Border Lines: Rhetorical Rise of the Transnational Crime Organizations: "Over the past few years the federal agencies involved in border and illegal-drug control operations, as well as participating state agencies, have increasingly adopted the term Transnational Criminal Organization (TCO) to refer to Mexican groups involved in drug trafficking.
TCO is now used interchangeably with Drug Trafficking Organization (DTO). ...
The increased use of TCOs instead of DTOs reflects increased alarm about the intensity and spread of drug-related violence in Mexico not any measurable increase of DTO presence in the United States....

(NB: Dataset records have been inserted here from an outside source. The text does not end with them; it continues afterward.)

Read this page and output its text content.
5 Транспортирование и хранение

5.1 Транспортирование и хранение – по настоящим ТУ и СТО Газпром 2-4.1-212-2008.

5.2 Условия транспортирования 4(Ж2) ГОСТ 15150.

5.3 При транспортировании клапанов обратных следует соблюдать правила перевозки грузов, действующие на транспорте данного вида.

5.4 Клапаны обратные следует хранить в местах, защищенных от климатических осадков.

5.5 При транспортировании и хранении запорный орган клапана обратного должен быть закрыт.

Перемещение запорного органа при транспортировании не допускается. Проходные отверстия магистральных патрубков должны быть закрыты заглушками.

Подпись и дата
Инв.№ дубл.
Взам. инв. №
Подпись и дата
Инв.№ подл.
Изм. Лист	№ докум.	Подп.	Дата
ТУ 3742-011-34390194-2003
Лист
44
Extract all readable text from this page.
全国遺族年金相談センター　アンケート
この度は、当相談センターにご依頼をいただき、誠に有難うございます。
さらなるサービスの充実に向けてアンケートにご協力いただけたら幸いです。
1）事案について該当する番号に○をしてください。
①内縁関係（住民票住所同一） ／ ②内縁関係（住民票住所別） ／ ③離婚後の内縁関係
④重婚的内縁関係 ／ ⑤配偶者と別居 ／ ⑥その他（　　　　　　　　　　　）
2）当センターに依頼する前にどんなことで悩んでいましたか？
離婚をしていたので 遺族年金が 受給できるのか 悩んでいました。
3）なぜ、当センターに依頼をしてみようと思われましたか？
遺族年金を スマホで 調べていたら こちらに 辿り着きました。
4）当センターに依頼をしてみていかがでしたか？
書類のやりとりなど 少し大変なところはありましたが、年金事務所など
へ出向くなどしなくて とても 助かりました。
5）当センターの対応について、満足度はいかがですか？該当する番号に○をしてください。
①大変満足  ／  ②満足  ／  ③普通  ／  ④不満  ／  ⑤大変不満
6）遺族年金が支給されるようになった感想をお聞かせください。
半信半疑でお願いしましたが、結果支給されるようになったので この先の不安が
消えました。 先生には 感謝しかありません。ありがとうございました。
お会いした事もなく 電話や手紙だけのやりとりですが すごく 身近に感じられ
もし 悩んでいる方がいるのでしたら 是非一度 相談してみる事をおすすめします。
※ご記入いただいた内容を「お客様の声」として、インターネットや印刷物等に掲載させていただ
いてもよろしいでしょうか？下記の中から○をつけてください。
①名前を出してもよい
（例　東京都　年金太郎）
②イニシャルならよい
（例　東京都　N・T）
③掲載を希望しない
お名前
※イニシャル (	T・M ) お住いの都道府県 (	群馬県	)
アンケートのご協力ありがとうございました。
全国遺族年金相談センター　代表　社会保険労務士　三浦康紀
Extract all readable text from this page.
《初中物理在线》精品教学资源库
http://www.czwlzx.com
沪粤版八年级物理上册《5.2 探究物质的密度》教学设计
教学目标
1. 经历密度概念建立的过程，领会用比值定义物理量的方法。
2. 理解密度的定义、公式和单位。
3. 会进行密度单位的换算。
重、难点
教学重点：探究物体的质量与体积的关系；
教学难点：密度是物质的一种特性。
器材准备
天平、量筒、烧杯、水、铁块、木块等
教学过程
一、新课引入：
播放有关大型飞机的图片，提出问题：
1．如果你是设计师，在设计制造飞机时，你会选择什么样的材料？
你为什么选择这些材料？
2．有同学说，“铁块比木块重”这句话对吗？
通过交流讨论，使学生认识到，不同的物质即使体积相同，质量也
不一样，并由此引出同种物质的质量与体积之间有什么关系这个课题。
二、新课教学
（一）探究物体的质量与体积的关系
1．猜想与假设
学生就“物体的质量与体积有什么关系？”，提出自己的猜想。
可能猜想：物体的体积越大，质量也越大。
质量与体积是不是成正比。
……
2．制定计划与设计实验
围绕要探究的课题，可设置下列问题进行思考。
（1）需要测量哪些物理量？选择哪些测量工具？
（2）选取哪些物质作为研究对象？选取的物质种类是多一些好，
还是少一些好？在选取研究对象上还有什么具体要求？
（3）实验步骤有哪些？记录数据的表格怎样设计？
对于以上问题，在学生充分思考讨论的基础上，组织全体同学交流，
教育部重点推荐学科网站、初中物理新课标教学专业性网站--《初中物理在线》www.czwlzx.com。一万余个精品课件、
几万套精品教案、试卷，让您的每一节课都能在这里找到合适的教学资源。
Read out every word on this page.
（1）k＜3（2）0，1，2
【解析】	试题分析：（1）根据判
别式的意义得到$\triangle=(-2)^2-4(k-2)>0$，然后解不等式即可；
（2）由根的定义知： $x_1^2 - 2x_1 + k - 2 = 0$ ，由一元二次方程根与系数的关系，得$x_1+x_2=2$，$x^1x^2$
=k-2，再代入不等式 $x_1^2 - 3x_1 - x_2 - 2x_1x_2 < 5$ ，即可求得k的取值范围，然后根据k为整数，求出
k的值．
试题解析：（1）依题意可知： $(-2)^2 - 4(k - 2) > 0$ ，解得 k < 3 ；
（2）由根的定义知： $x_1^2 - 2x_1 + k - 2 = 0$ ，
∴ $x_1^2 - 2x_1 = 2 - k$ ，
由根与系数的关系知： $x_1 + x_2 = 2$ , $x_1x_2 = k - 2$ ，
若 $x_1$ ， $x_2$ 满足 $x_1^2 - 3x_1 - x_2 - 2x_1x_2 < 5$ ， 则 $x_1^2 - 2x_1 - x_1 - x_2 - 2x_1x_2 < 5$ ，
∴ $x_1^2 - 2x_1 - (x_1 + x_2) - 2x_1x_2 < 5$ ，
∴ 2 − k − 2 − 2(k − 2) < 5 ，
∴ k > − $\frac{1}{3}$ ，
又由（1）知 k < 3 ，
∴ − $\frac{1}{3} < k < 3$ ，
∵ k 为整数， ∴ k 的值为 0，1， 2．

... there are political and strategic dangers of adopting TCOs as the accepted designation for the DTOs, including:
- Deemphasizing of the centrality of drugs will have the effect of reducing the focus on drug prohibition as the central causal factor in drug-related crime and violence.
- Identifying the DTOs as transnational organizations may stoke the largely based alarmism – coming almost exclusively from the political right – that the same organizations, like the Zetas, that are responsible for the horrific violence in Mexico and Central America have a substantial organizational presence and command structure north of the border ...
- The transition from DTO to TCO as the common descriptor tends to bolster the credibility of those who falsely claim that these organizations are strengthening and expanding their influence in the United States – although it is undoubtedly the case that the Mexican DTOs are doing just that in Central America.
- The new use of TCO is routinely accompanied by the phrase “transnational threat,” giving new weight to analysis that identifies the DTOs as constituting a national security threat to the United States – leading to unconstructive and misdirected responses that miss the essential criminal -- not political or ideological -- character of the drug trafficking groups."